Natura Trims Sales but Slashes Losses by Fourfold Through September
Brazilian beauty giant ends the first nine months with revenues hitting 16.024 billion Brazilian reais ($3 billion), yet reports losses of 1.881 billion reais ($353 million).
Natura is on the road to recovery. The Brazilian cosmetics giant closed the first nine months of the year with a new drop in sales, but having significantly reduced its losses in the period. The group, which owns Avon and Natura, and previously also The Body Shop, is currently immersed in a process of restructuring its portfolio and workforce to cut costs.
According to information published by Natura, the group closed the period with a turnover of 16,024 million Brazilian reais ($3 billion), 1.9% less than a year ago. The company’s gross profit, meanwhile, stood at 10,738 million reais ($2 billion), another 1% lower than a year ago.
Despite the fall in sales, the Brazilian giant also reduced its losses by four times in the first nine months of the current financial year. Whereas last year Natura accumulated losses of 8,491 million reais ($1.59 billion), the figure has narrowed to 1,881 million reais ($353.3 million).
Natura has suffered in the third quarter in its most important markets
As part of its strategy to reduce costs, Natura has been immersed since the beginning of last year in a move to spin off the Avon business outside Latin America. “Natura’s simplification process is finally nearing completion, with the announcement of a binding agreement to sell Avon International and the end of the divestment of Avon Central America and the Dominican Republic,“ the company explained. In mid-2024, in fact, part of this plan also involved the sale of The Body Shop.

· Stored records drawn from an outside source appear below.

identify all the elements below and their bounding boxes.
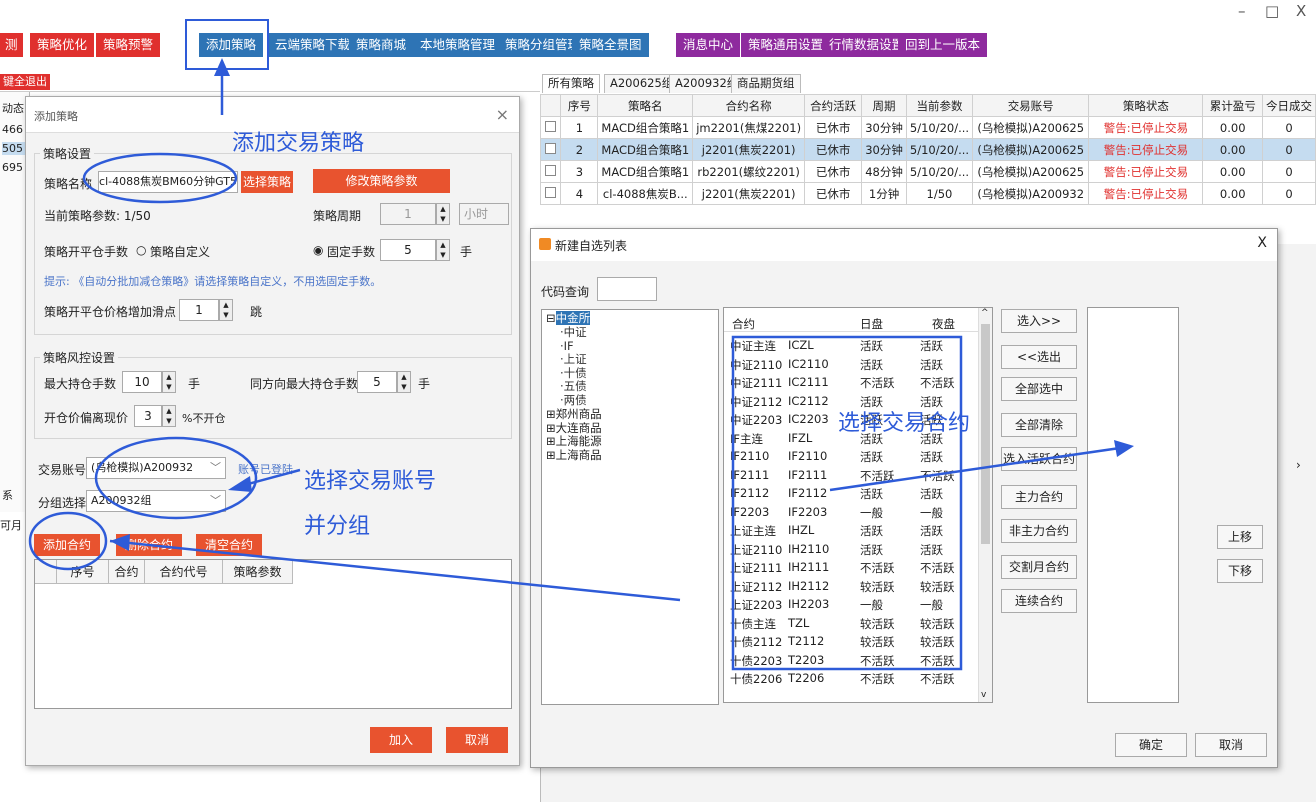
arrowhead <box>214 58 230 76</box>
highlight-contract-list <box>731 335 963 671</box>
arrowhead <box>110 534 130 551</box>
annotation-add-strategy: 添加交易策略 <box>232 131 365 156</box>
annotation-select-account: 选择交易账号 <box>304 469 437 494</box>
annotation-group: 并分组 <box>304 514 371 539</box>
highlight-strategy-name <box>82 152 238 204</box>
annotation-select-contract: 选择交易合约 <box>838 411 971 436</box>
highlight-account <box>94 436 258 520</box>
arrow-select-in <box>829 446 1121 492</box>
arrowhead <box>1114 440 1134 457</box>
arrow-add-contract <box>109 539 681 602</box>
arrowhead <box>228 476 252 492</box>
highlight-add-contract <box>28 511 108 571</box>
annotation-overlay <box>28 58 1134 671</box>
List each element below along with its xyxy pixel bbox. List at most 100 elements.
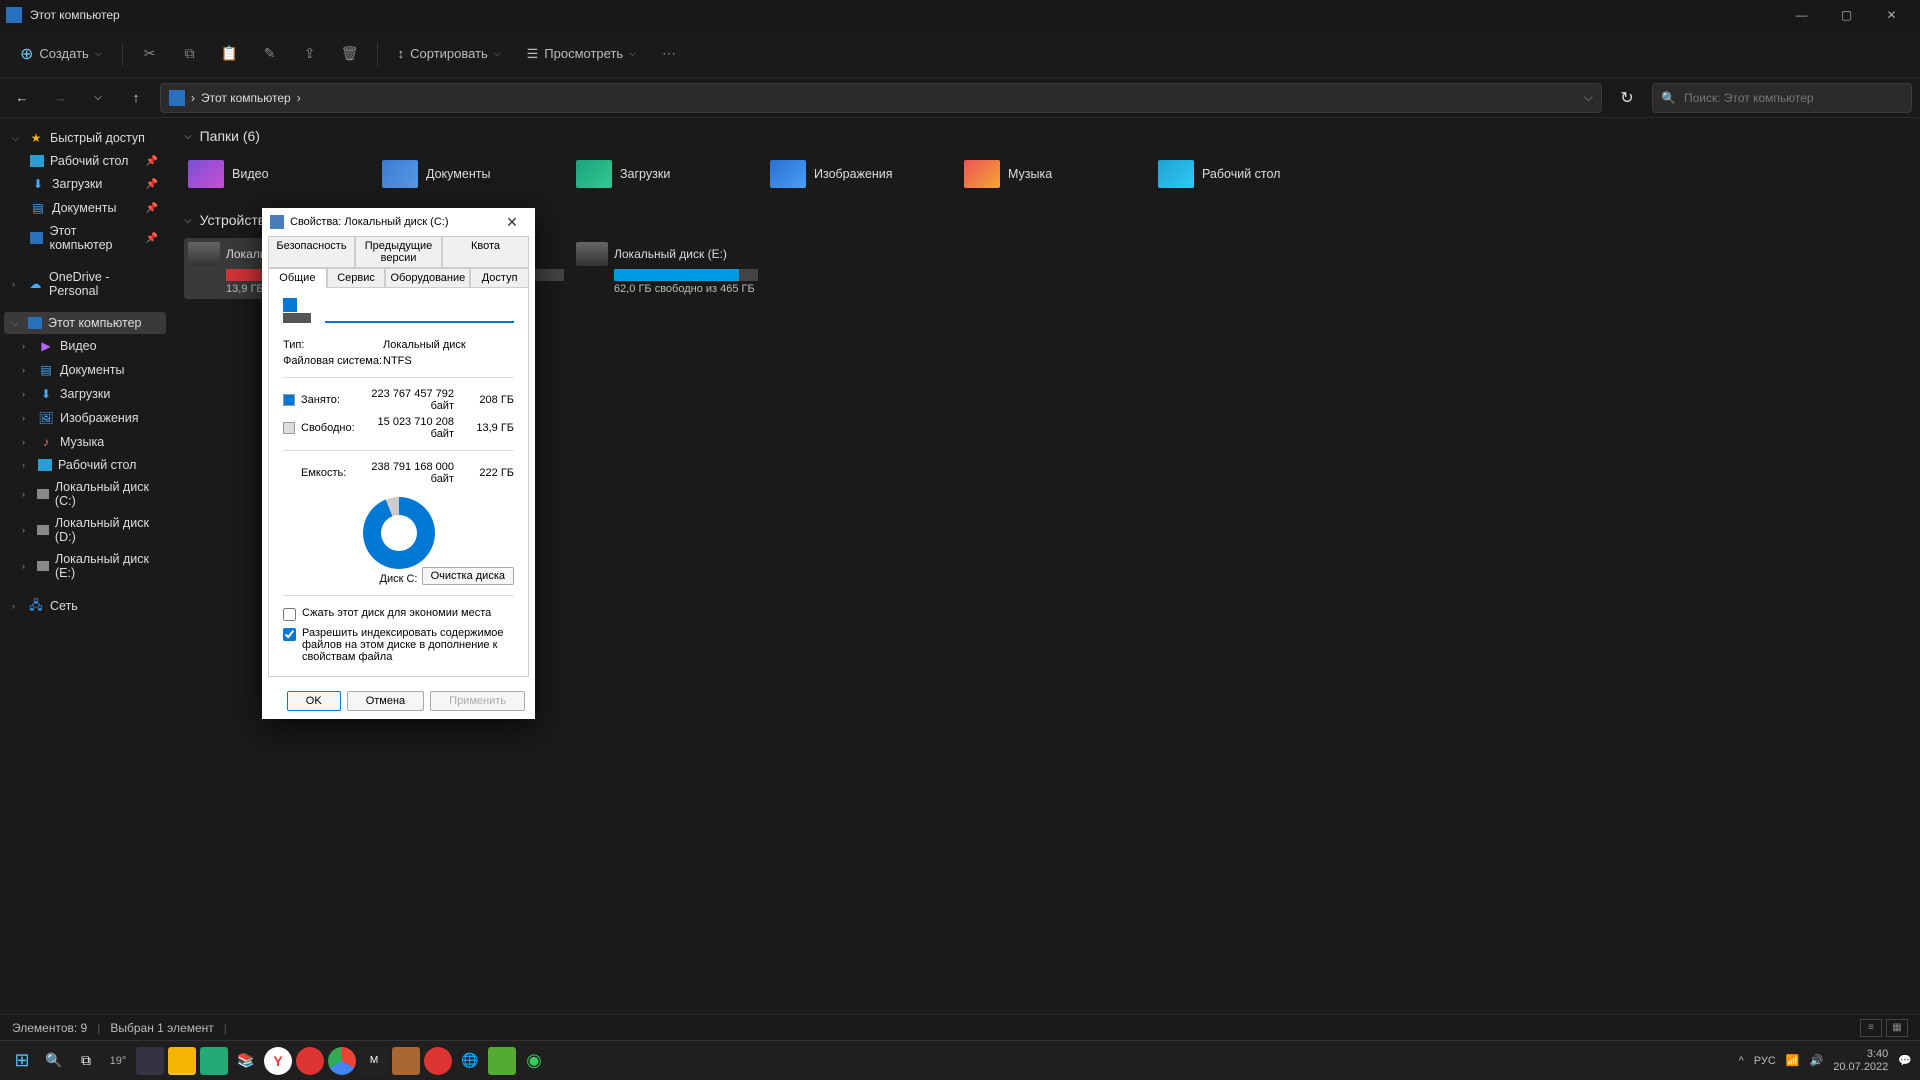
sidebar-documents2[interactable]: ›▤Документы bbox=[4, 358, 166, 382]
folders-group-header[interactable]: ⌵Папки (6) bbox=[184, 128, 1906, 144]
weather-widget[interactable]: 19° bbox=[104, 1047, 132, 1075]
sidebar-downloads[interactable]: ⬇Загрузки📌 bbox=[4, 172, 166, 196]
index-checkbox[interactable] bbox=[283, 628, 296, 641]
app-icon[interactable] bbox=[392, 1047, 420, 1075]
task-view-icon[interactable]: ⧉ bbox=[72, 1047, 100, 1075]
cut-icon[interactable]: ✂ bbox=[133, 37, 167, 71]
notifications-icon[interactable]: 💬 bbox=[1898, 1054, 1912, 1067]
forward-button[interactable]: → bbox=[46, 84, 74, 112]
apply-button[interactable]: Применить bbox=[430, 691, 525, 711]
share-icon[interactable]: ⇪ bbox=[293, 37, 327, 71]
tab-quota[interactable]: Квота bbox=[442, 236, 529, 268]
close-button[interactable]: ✕ bbox=[1869, 0, 1914, 30]
tab-sharing[interactable]: Доступ bbox=[470, 268, 529, 288]
paste-icon[interactable]: 📋 bbox=[213, 37, 247, 71]
tray-language[interactable]: РУС bbox=[1754, 1055, 1776, 1067]
sidebar-drive-c[interactable]: ›Локальный диск (C:) bbox=[4, 476, 166, 512]
rename-icon[interactable]: ✎ bbox=[253, 37, 287, 71]
network-icon: 🖧 bbox=[28, 598, 44, 614]
app-icon[interactable] bbox=[136, 1047, 164, 1075]
documents-folder-icon bbox=[382, 160, 418, 188]
sidebar-documents[interactable]: ▤Документы📌 bbox=[4, 196, 166, 220]
folder-documents[interactable]: Документы bbox=[378, 154, 568, 194]
index-label: Разрешить индексировать содержимое файло… bbox=[302, 627, 514, 663]
folder-music[interactable]: Музыка bbox=[960, 154, 1150, 194]
dialog-titlebar[interactable]: Свойства: Локальный диск (C:) ✕ bbox=[262, 208, 535, 236]
folder-images[interactable]: Изображения bbox=[766, 154, 956, 194]
disk-cleanup-button[interactable]: Очистка диска bbox=[422, 567, 514, 585]
used-swatch bbox=[283, 394, 295, 406]
view-icons-button[interactable]: ▦ bbox=[1886, 1019, 1908, 1037]
sidebar-desktop2[interactable]: ›Рабочий стол bbox=[4, 454, 166, 476]
opera-icon[interactable] bbox=[296, 1047, 324, 1075]
ok-button[interactable]: OK bbox=[287, 691, 341, 711]
view-details-button[interactable]: ≡ bbox=[1860, 1019, 1882, 1037]
sidebar-onedrive[interactable]: ›☁OneDrive - Personal bbox=[4, 266, 166, 302]
breadcrumb[interactable]: Этот компьютер bbox=[201, 91, 291, 105]
sidebar-this-pc[interactable]: ⌵Этот компьютер bbox=[4, 312, 166, 334]
recent-button[interactable]: ⌵ bbox=[84, 84, 112, 112]
start-button[interactable]: ⊞ bbox=[8, 1047, 36, 1075]
folder-desktop[interactable]: Рабочий стол bbox=[1154, 154, 1344, 194]
delete-icon[interactable]: 🗑 bbox=[333, 37, 367, 71]
back-button[interactable]: ← bbox=[8, 84, 36, 112]
more-icon[interactable]: ⋯ bbox=[652, 37, 686, 71]
sidebar-downloads2[interactable]: ›⬇Загрузки bbox=[4, 382, 166, 406]
clock[interactable]: 3:40 20.07.2022 bbox=[1833, 1048, 1888, 1072]
app-icon[interactable]: 📚 bbox=[232, 1047, 260, 1075]
wifi-icon[interactable]: 📶 bbox=[1786, 1054, 1800, 1067]
sidebar-music[interactable]: ›♪Музыка bbox=[4, 430, 166, 454]
sidebar-quick-access[interactable]: ⌵★Быстрый доступ bbox=[4, 126, 166, 150]
window-title: Этот компьютер bbox=[30, 8, 120, 22]
tab-previous-versions[interactable]: Предыдущие версии bbox=[355, 236, 442, 268]
app-icon[interactable]: 🌐 bbox=[456, 1047, 484, 1075]
dialog-close-button[interactable]: ✕ bbox=[497, 214, 527, 231]
tab-hardware[interactable]: Оборудование bbox=[385, 268, 470, 288]
cancel-button[interactable]: Отмена bbox=[347, 691, 424, 711]
tab-security[interactable]: Безопасность bbox=[268, 236, 355, 268]
yandex-icon[interactable]: Y bbox=[264, 1047, 292, 1075]
view-button[interactable]: ☰ Просмотреть ⌵ bbox=[517, 40, 646, 68]
tab-tools[interactable]: Сервис bbox=[327, 268, 386, 288]
app-icon[interactable]: ◉ bbox=[520, 1047, 548, 1075]
status-item-count: Элементов: 9 bbox=[12, 1021, 87, 1035]
maximize-button[interactable]: ▢ bbox=[1824, 0, 1869, 30]
search-taskbar-icon[interactable]: 🔍 bbox=[40, 1047, 68, 1075]
explorer-taskbar-icon[interactable] bbox=[168, 1047, 196, 1075]
app-icon[interactable]: M bbox=[360, 1047, 388, 1075]
sidebar-this-pc-pinned[interactable]: Этот компьютер📌 bbox=[4, 220, 166, 256]
sidebar-video[interactable]: ›▶Видео bbox=[4, 334, 166, 358]
type-value: Локальный диск bbox=[383, 339, 466, 351]
sidebar-drive-d[interactable]: ›Локальный диск (D:) bbox=[4, 512, 166, 548]
sidebar-desktop[interactable]: Рабочий стол📌 bbox=[4, 150, 166, 172]
address-bar[interactable]: › Этот компьютер › ⌵ bbox=[160, 83, 1602, 113]
drive-name-input[interactable] bbox=[325, 303, 514, 323]
app-icon[interactable] bbox=[488, 1047, 516, 1075]
new-button[interactable]: ⊕ Создать ⌵ bbox=[10, 38, 112, 70]
folder-video[interactable]: Видео bbox=[184, 154, 374, 194]
copy-icon[interactable]: ⧉ bbox=[173, 37, 207, 71]
search-input[interactable]: 🔍 Поиск: Этот компьютер bbox=[1652, 83, 1912, 113]
refresh-button[interactable]: ↻ bbox=[1612, 83, 1642, 113]
tray-expand-icon[interactable]: ^ bbox=[1739, 1055, 1744, 1067]
volume-icon[interactable]: 🔊 bbox=[1810, 1054, 1824, 1067]
status-selected: Выбран 1 элемент bbox=[110, 1021, 213, 1035]
sidebar-network[interactable]: ›🖧Сеть bbox=[4, 594, 166, 618]
compress-checkbox[interactable] bbox=[283, 608, 296, 621]
store-icon[interactable] bbox=[200, 1047, 228, 1075]
chrome-icon[interactable] bbox=[328, 1047, 356, 1075]
folder-downloads[interactable]: Загрузки bbox=[572, 154, 762, 194]
minimize-button[interactable]: — bbox=[1779, 0, 1824, 30]
app-icon[interactable] bbox=[424, 1047, 452, 1075]
up-button[interactable]: ↑ bbox=[122, 84, 150, 112]
address-dropdown[interactable]: ⌵ bbox=[1584, 90, 1593, 105]
drive-e[interactable]: Локальный диск (E:) 62,0 ГБ свободно из … bbox=[572, 238, 762, 299]
view-label: Просмотреть bbox=[544, 46, 623, 61]
sidebar-drive-e[interactable]: ›Локальный диск (E:) bbox=[4, 548, 166, 584]
type-label: Тип: bbox=[283, 339, 383, 351]
chevron-down-icon: ⌵ bbox=[184, 131, 192, 142]
drive-icon bbox=[37, 489, 49, 499]
sort-button[interactable]: ↕ Сортировать ⌵ bbox=[388, 40, 511, 67]
tab-general[interactable]: Общие bbox=[268, 268, 327, 288]
sidebar-images[interactable]: ›🖼Изображения bbox=[4, 406, 166, 430]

By business lines, the group’s eponymous brand increased sales by 5.4% through September, to 12,329 million reais ($2.31 billion). The giant’s turnover through Avon, however, contracted by 17.6% to 2,761 million reais ($581million).
The group’s performance has been different in its two current markets. In Brazil, Natura posted a turnover of 9,650 million reais ($1.8 billion), 1.8% more than in the first nine months of the previous year. In the rest of Latin America, the giant’s turnover fell by 7.1% to 6,375 million reais ($1.19 billion).
In the third quarter alone, however, Natura’s sales fell steadily both in Brazil and in the rest of Latin America. Specifically, at the end of the last three months, the Brazilian group’s sales in its local market contracted by 3.7% year-on-year, together with the 13.1% drop in the other Latin American markets.
“Despite the progress in our structure, the quarterly evolution has been clearly unsatisfactory,“ explains the company, which attributes the drop to a slowdown in beauty consumption in Brazil. This context in the Brazilian market has coincided with “operational disturbances in Argentina”, which have overshadowed the recovery of the Mexican market, adds Natura. “Together, these three key markets, which account for approximately 85% of our revenues, caused a double-digit decline in our turnover,“ the group concludes.